The Night Masquerade (Binti, #3)(39)
After waking from my nine hours of sleep, I’d connected with New Fish again. This time, I did it on my own. New Fish might have been asleep, for I didn’t sense her presence at all. It was just me out there as a living ship. I felt the air in my breathing chambers, the strength in my body. I even felt Mwinyi standing in the corner, moving his hands about as he talked to several people in the desert on Earth and Okwu in the room below. Okwu was not talking to the other Meduse on Earth, it was observing. When connected to New Fish, I brought all my skills with me. I considered attempting to tree while connected, but deci ded against it. The results of treeing were affected by size, and who knew what I’d call up.
As I floated out there in space, enjoying the absolute quiet, I gazed at Saturn. We were near enough to see its shape and rings. Saturn was close enough to reach within hours, even if New Fish took her time. This was when I’d decided we should go.
“My mother says edans are unpredictable,” New Fish said now. “She said yours especially could have its own consciousness.”
But I wanted to see. Had to see. After all I’d been through, I needed to get to the bottom of this mystery. “I don’t care,” I snapped. “We are going even if I have to hijack you and force you to fly there.”
“You can’t,” New Fish said.
“I’ll try,” I said.
“Go ahead,” New Fish goaded.
“Only if I have to,” I said.
“Ugh, will you both shut up?” Mwinyi snapped, taking his hands from the floor. “No one’s fighting you on this, Binti. No need to be like that.”
Okwu vibrated its dome and blew out so much gas that both Mwinyi and I started coughing.
I got up and went to the breathing room where I’d lain for days. I picked up the Night Masquerade costume. Then I went down to another of New Fish’s breathing rooms. I’d felt this one when I was connected to New Fish. When I went inside, the light in here was very similar to the midday desert sun and when I saw the trees, I knew why. There were ten of them, some were saplings, several were small nearly matured trees, and one of them was fully matured, reaching the ceiling and bending a bit to the side. Undying trees! The saplings looked recently potted inside the flesh of New Fish, and the mature one had roots that extended down into New Fish like nerves. The floor was slightly transparent and I could see the roots going deep. These trees had all been growing while New Fish was in utero.
Not for the first time, I wondered if Third Fish was also psychic.
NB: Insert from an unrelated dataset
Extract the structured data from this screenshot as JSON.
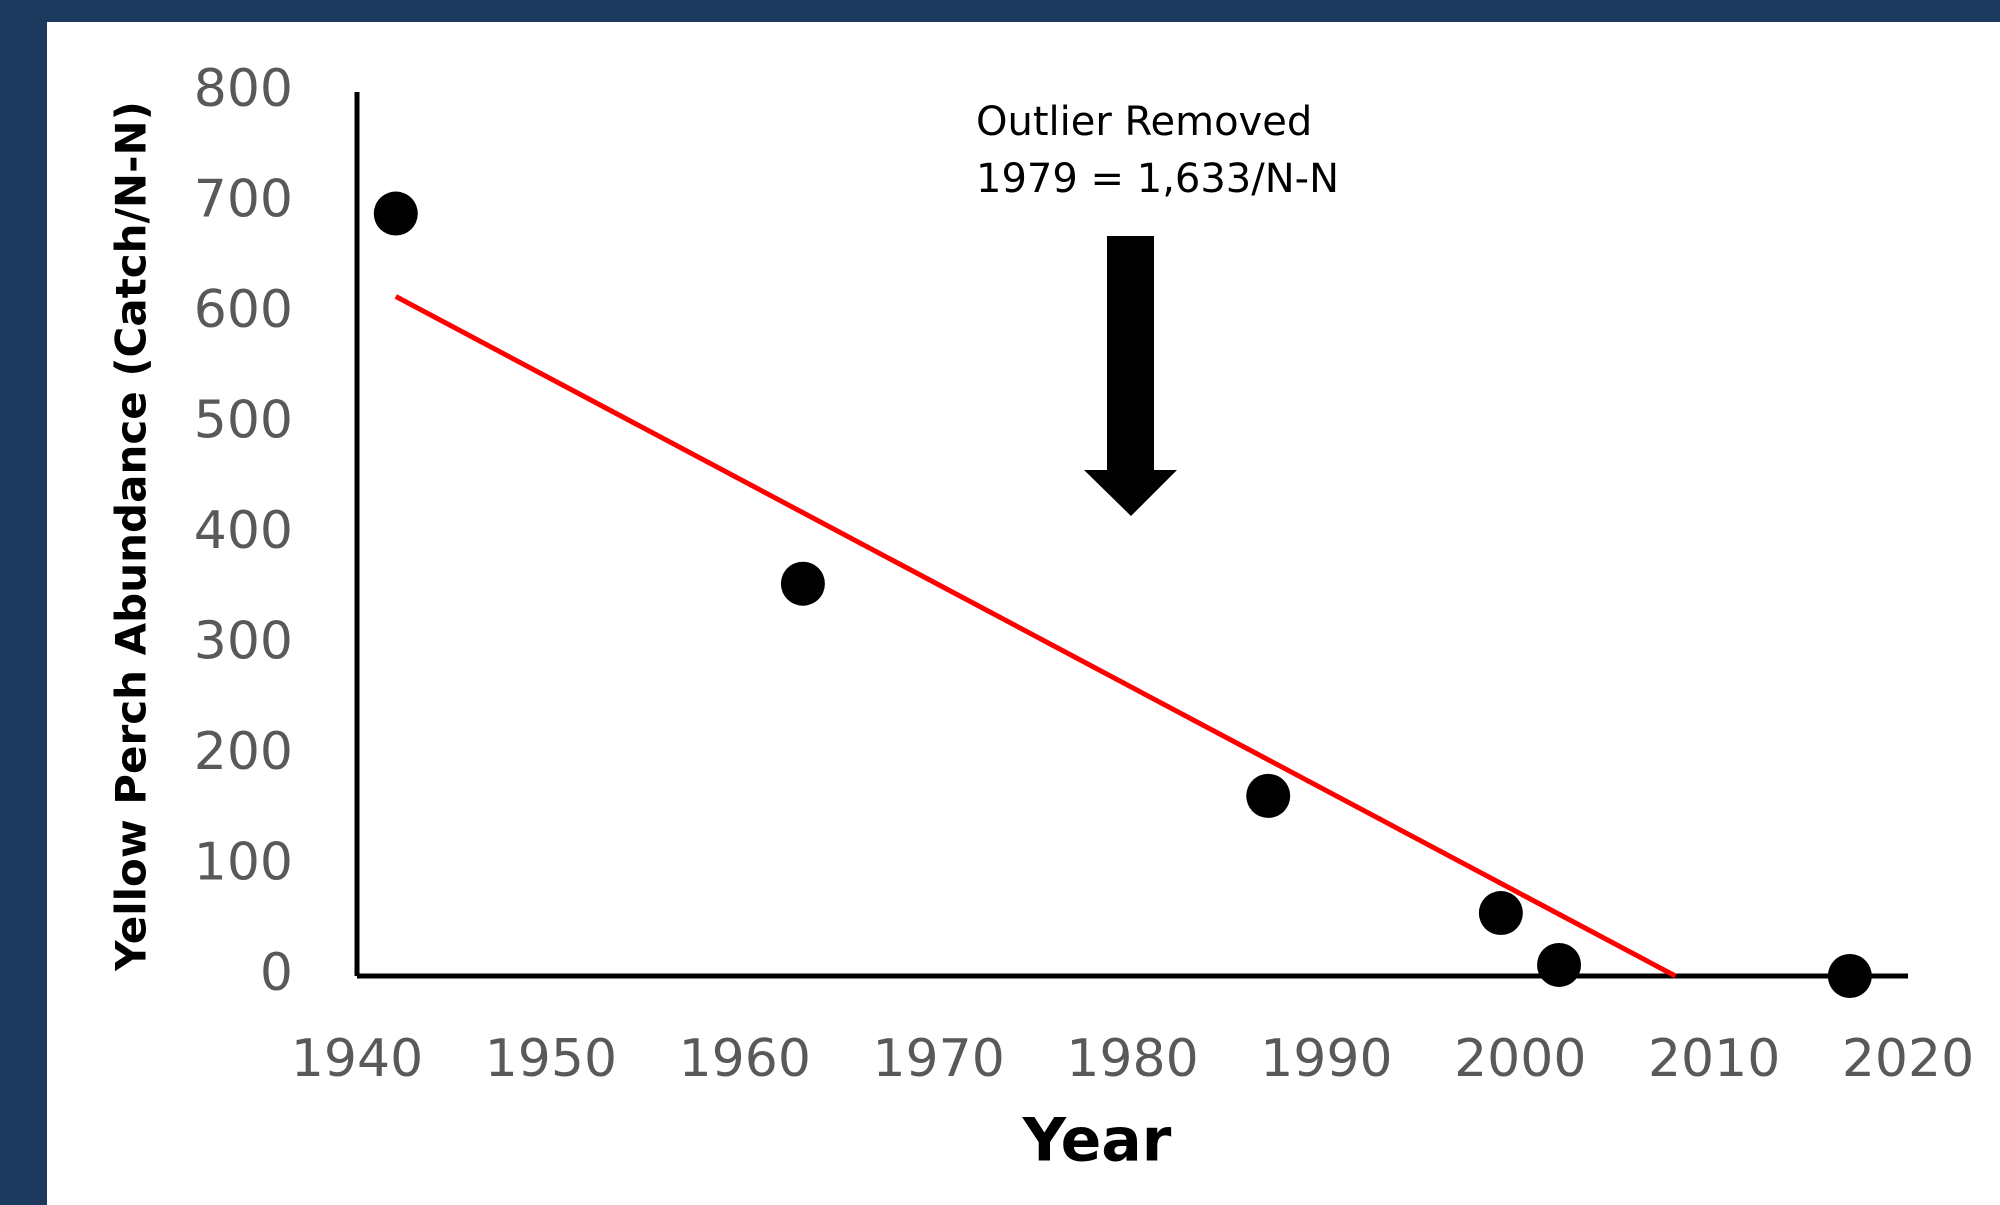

And did that mean New Fish was too? There were other plants here that I recognized from Osemba as well. Plants that were usually peopled with land crabs, lizards, and other creatures because these plants attracted insects and smaller life forms. They attracted life. The floor here was dry, even coated with a layer of sand in some places. I touched the trees’ leaves, which were all rough with what the Himba called “life salt,” a pinkish grainy substance that healers used to cure and treat all sorts of ailments.
I tasted it now and it invigorated my tongue. When I’d first found my edan, my father brought it to his tongue to taste what kind of metal it was. He hadn’t been able to identify it, but he’d said it tasted like life salt. I laid out the Night Masquerade on the floor and looked at it. The smiling side of its many-masked head stared back at me. I shivered with residual disbelief that this was the costume of the Night Masquerade, that it was a costume. I sat down facing its head. Then I brought out the edan pieces and the golden ball.
I brought the ball to my face and looked at its fingerprint-like surface closely. Then I held up my left hand and looked at my fingerprints. Had the print on my left middle and index fingers always matched the ones on the ball? I’d never compared them before I’d lost my left arm, so who knows. But now they matched perfectly and this didn’t surprise me. Nor had the presence of Undying trees.
Holding it on the palm of my right hand, I touched my index and middle fingers to their spots on the golden ball and immediately it began to hum and vibrate. “Okay,” I whispered, placing it on the floor before me. If it weren’t for the sand, the ball would have begun to roll away. Softly, I whispered, “(x—h)2 + (y—k)2 = r2” and the equation floated from my lips in a way that reminded me of the zinariya. It was even my color of red. I chose the equation for circles because it was all coming back around and around and around. And the equation stretched into a circle as I let myself tree, surrounding me before it faded away.
The moment I called up a thick strong current, blue like Okwu, the Undying trees in the room began to vibrate too. It was the same way they reacted to lightning storms back home. As I led the current to the golden ball, the trees’ vibrations had become so fast and steady that they began to hum. Slowly, the ball rose. It hovered before my eyes, a foot away, and began to slowly rotate.
As I climbed higher up the tree, I thought about the Zinariya. They’d come to a quiet part of Africa, where the people lived very close to the desert. Close and isolated enough that the people in those small communities knew how to keep a secret. And thus, the rest of the world never knew of the tall, humanoid gold people who loved the way the sun reacted with Earth’s atmosphere there. They saw this small patch of Earth as a vacation spot and the people they met didn’t mind. Their friendship started with a girl named Kande. In many ways, she was like me. What Kande started had eventually made the people in this small town more.